By November, Nancy had moved into a run-down little apartment in a shabby part of town. “I had no money and felt incredibly vulnerable, but it was the only place I ever had that was my own, and I loved it. I didn’t go back to the house; we’d planned for me to have dinner there once a week, but as soon as I left, the door slammed. Then my parents came to Thomas’s for Christmas and I had to go act like I lived there. I couldn’t bring myself to sleep there. My mother got upset each night when I left. She wouldn’t even come into my apartment. She said it was a slum.”

At the beginning of that year, Nancy’s father had been diagnosed with cancer and had undergone a major operation; that calamity and the breakdown of her daughter’s marriage were almost more than Marge Wanderer could bear. “For a time my mom and I talked angrily, with her trying to persuade me to go back. She said she would rather have had me murder someone in an alley than do what I did. For her, my coming out was all mixed up with throwing out my luxury life. She wanted me to be what I’d been—the storybook bride with a successful, nice-looking husband, two great kids, a big house, the picture of a happy family. My mother was ready to sacrifice me to that storybook picture. Her identity was entirely caught up in how her children turned out. I feel my sons’ destinies are their own; she saw my divorce as her failure. But I never really thought she’d write me off. I was sure she’d get with this too. It felt so right.” To
Frontline
, Nancy said: “As painful as it was, I knew that even if she never came around, I had to do it. Losing my mother is an almost unthinkable thing to me. She is the person I’ve modeled my life on in all the important ways. I couldn’t imagine not having her, but I also couldn’t imagine not being who I was. It was an impossible choice, and ultimately I had to choose life for myself.

“For two years I kept calling and trying to talk to her. She, meanwhile, was writing letters to Andrew about not letting me spend the money she’d sent him on my ‘friend’ and saying how sorry she was that ‘you’ve lost your mother.’ Finally in the spring of 1990, my father said, ‘Let’s just not be in contact for a while.’ I ran into them when I went back to my hometown for my twenty-fifth high school reunion. My mother couldn’t look at me or say a single word. I told them not to come to my law school graduation if they were going to snub Susan. I won an achievement award; it would have been a great day for them.”

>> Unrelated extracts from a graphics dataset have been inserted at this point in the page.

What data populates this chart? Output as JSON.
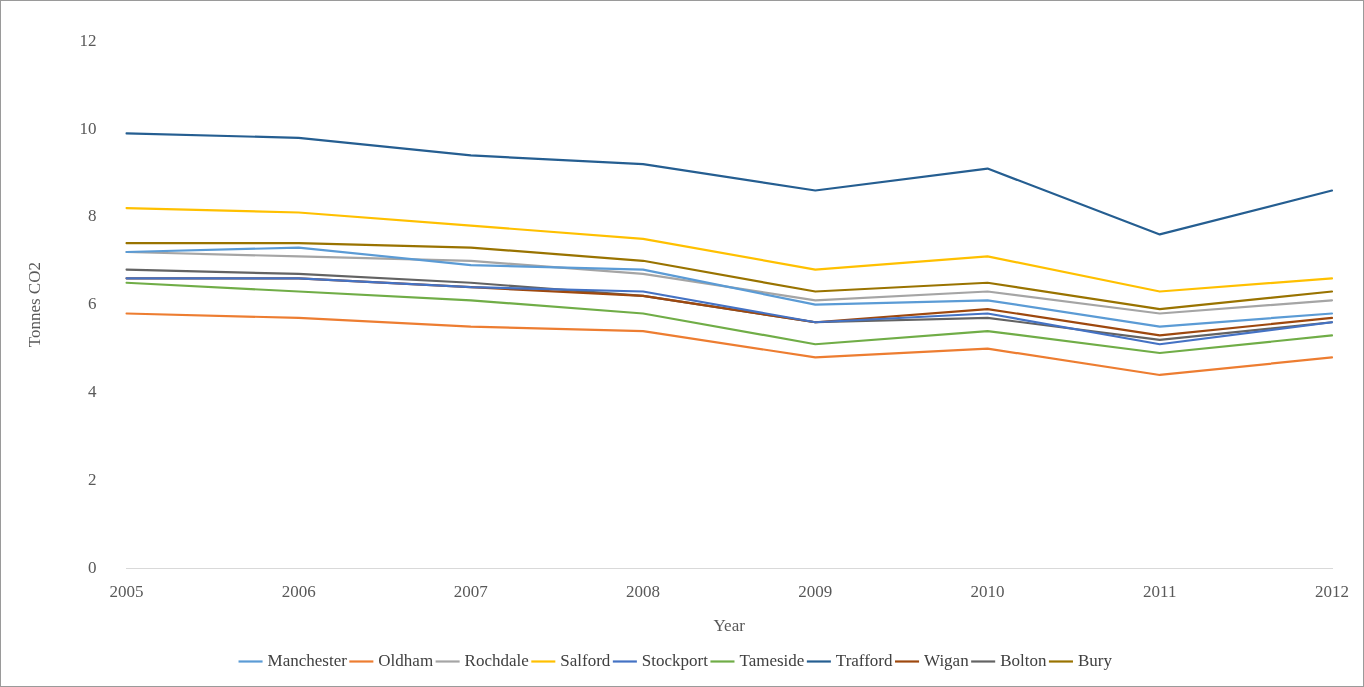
{
  "chart_data": {
    "type": "line",
    "xlabel": "Year",
    "ylabel": "Tonnes CO2",
    "categories": [
      "2005",
      "2006",
      "2007",
      "2008",
      "2009",
      "2010",
      "2011",
      "2012"
    ],
    "ylim": [
      0,
      12
    ],
    "yticks": [
      0,
      2,
      4,
      6,
      8,
      10,
      12
    ],
    "grid": false,
    "legend": "bottom",
    "marker": "none",
    "line_style": "solid",
    "series": [
      {
        "name": "Manchester",
        "color": "#5b9bd5",
        "values": [
          7.2,
          7.3,
          6.9,
          6.8,
          6.0,
          6.1,
          5.5,
          5.8
        ]
      },
      {
        "name": "Oldham",
        "color": "#ed7d31",
        "values": [
          5.8,
          5.7,
          5.5,
          5.4,
          4.8,
          5.0,
          4.4,
          4.8
        ]
      },
      {
        "name": "Rochdale",
        "color": "#a5a5a5",
        "values": [
          7.2,
          7.1,
          7.0,
          6.7,
          6.1,
          6.3,
          5.8,
          6.1
        ]
      },
      {
        "name": "Salford",
        "color": "#ffc000",
        "values": [
          8.2,
          8.1,
          7.8,
          7.5,
          6.8,
          7.1,
          6.3,
          6.6
        ]
      },
      {
        "name": "Stockport",
        "color": "#4472c4",
        "values": [
          6.6,
          6.6,
          6.4,
          6.3,
          5.6,
          5.8,
          5.1,
          5.6
        ]
      },
      {
        "name": "Tameside",
        "color": "#70ad47",
        "values": [
          6.5,
          6.3,
          6.1,
          5.8,
          5.1,
          5.4,
          4.9,
          5.3
        ]
      },
      {
        "name": "Trafford",
        "color": "#255e91",
        "values": [
          9.9,
          9.8,
          9.4,
          9.2,
          8.6,
          9.1,
          7.6,
          8.6
        ]
      },
      {
        "name": "Wigan",
        "color": "#9e480e",
        "values": [
          6.6,
          6.6,
          6.4,
          6.2,
          5.6,
          5.9,
          5.3,
          5.7
        ]
      },
      {
        "name": "Bolton",
        "color": "#636363",
        "values": [
          6.8,
          6.7,
          6.5,
          6.2,
          5.6,
          5.7,
          5.2,
          5.6
        ]
      },
      {
        "name": "Bury",
        "color": "#997300",
        "values": [
          7.4,
          7.4,
          7.3,
          7.0,
          6.3,
          6.5,
          5.9,
          6.3
        ]
      }
    ]
  }
}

At the time of the divorce, Andrew was nineteen and a freshman at Columbia; Peter was fourteen and in the eighth grade. “It would have been much easier if both kids were grown. I kept returning in my mind to the summer when Peter was three, when we were at my folks’ place at Deep Creek Lake in western Maryland and I got stung by a bee and nearly died. I had what I can only describe as an out-of-body experience. I was sort of floating above the earth feeling incredibly calm, watching them carry my lifeless body away. Then I saw Peter, and I thought, But he’s so young, and it was as if I was suddenly sucked back into my body and resumed fighting for my life. Peter was the one who came after baby David, and I didn’t want to lose him, too. And I didn’t know if, like my mother, my sons would say, ‘To heck with you.’ Thomas made it clear that I shouldn’t even consider they’d be anywhere but with him. It was a way of punishing me; he did it with the kids and with money. I acquiesced. I felt as if he had the right, and that in some ways it was best: Thomas was home more than me, though he was in his study and had to be formally visited. I also believed my bond with my kids was strong enough that the amount of time we spent together wouldn’t affect it. It was strong enough, but it was still painful not to have them in my life all the time. It was heartbreaking to lose that time with Peter. Even now, he probably has no idea how I feel.